It won in the former Socialist stronghold of Henin-Beaumont, near Lille, and came a close second in other traditionally Socialist constituencies, like Nimes, Cavaillon, Istres and Villeneuve-sur-Lot.
It also made in-roads in Marseille, and in cities further north like Metz, Lille, Saint-Etienne, Amiens, and Quimper. In Marseille, the far-right candidate pushed the Socialist contender into third place, with the centre-right incumbent out on top.
Around 61 percent of the electorate voted, a historic low in a municipal election, with a second round of voting set for next week.

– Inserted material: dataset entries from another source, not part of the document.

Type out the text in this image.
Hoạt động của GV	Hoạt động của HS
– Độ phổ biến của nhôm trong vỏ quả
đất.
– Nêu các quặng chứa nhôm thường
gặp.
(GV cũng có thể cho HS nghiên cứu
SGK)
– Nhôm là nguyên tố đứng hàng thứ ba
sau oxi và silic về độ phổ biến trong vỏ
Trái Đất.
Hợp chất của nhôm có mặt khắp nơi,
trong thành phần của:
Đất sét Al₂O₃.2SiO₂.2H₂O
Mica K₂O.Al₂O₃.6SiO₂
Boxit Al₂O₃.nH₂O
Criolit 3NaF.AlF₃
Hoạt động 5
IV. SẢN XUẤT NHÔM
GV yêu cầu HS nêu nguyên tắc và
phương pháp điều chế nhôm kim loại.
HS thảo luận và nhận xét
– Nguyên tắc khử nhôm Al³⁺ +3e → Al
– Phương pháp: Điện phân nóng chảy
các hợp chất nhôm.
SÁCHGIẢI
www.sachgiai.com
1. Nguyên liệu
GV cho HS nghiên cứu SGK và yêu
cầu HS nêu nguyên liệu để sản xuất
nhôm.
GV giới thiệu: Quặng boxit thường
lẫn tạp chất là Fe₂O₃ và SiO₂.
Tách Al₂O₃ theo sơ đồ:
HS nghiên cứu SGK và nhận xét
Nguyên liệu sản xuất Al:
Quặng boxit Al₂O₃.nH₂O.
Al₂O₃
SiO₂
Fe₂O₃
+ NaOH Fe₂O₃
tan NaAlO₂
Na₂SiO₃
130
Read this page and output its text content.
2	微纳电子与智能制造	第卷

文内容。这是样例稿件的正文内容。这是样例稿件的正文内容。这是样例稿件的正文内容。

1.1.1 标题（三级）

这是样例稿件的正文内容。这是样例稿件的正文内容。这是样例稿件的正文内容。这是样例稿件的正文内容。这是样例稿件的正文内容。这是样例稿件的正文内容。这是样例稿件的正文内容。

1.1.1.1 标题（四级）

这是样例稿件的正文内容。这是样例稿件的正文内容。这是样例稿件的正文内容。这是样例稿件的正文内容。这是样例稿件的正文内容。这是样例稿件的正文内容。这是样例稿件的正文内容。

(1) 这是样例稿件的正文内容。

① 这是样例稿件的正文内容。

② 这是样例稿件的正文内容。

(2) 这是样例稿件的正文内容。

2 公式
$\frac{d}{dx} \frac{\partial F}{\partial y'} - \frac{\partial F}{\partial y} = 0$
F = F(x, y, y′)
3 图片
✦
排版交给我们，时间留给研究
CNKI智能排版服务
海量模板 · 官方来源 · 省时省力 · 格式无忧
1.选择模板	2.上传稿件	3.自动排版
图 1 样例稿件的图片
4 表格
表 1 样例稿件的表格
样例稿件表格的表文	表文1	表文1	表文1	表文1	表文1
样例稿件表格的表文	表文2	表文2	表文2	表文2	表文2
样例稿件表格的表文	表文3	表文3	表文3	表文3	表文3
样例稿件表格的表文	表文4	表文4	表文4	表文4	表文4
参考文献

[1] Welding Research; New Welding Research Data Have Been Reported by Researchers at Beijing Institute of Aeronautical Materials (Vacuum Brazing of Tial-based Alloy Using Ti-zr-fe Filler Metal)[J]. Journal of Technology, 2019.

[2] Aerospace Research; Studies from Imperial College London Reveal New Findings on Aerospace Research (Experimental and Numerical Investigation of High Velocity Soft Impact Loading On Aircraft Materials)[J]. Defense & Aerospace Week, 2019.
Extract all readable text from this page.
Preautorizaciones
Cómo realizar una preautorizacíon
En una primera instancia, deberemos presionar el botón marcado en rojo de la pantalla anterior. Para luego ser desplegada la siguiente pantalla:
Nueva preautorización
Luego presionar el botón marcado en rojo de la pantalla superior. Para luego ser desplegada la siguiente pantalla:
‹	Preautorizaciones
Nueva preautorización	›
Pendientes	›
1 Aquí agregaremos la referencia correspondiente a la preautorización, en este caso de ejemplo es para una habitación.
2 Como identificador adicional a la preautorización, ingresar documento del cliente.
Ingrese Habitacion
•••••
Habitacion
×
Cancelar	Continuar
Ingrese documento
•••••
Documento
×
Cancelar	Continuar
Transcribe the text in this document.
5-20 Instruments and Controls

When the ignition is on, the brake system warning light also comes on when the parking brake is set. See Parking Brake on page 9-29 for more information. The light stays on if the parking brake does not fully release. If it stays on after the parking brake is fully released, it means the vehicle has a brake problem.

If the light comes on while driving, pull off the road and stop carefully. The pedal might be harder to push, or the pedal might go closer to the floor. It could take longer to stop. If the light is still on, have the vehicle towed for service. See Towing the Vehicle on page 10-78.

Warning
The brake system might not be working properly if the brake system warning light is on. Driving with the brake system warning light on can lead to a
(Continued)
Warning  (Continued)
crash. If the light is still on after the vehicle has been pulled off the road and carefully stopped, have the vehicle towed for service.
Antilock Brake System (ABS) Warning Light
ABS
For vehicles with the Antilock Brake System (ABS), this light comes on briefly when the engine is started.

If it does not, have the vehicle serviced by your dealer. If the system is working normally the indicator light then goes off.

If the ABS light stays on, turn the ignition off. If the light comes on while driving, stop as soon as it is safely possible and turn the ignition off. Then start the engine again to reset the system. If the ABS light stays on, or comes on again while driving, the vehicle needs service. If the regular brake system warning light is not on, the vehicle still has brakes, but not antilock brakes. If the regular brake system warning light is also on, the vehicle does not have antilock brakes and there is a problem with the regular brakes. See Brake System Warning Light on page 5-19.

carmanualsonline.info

Le Pen told TF1 television on Sunday: “The National Front has arrived as a major independent force - a political force both at the national and local level.”
But Prime Minister Jean-Marc Ayrault said more people need to turn out and vote in the second round to prevent the FN from sealing its victories. “Wherever the FN is in a position to win the second round, all who support democracy and the Republic have a duty to prevent them,” he noted.
Hollande’s popularity has nosedived in recent months, amid high unemployment, sluggish growth, and personal embarassments for the centre left leader.
His approval rating is just 23 percent, but was as low as 15 percent - the lowest such figure in French history.
At the same time, Le Pen is said to have made her party more palpable to the general public by including left-wing elements in its image.
An MEP since 2004, Le Pen is stanchly anti-EU, wants tighter border controls, and an exit from the euro.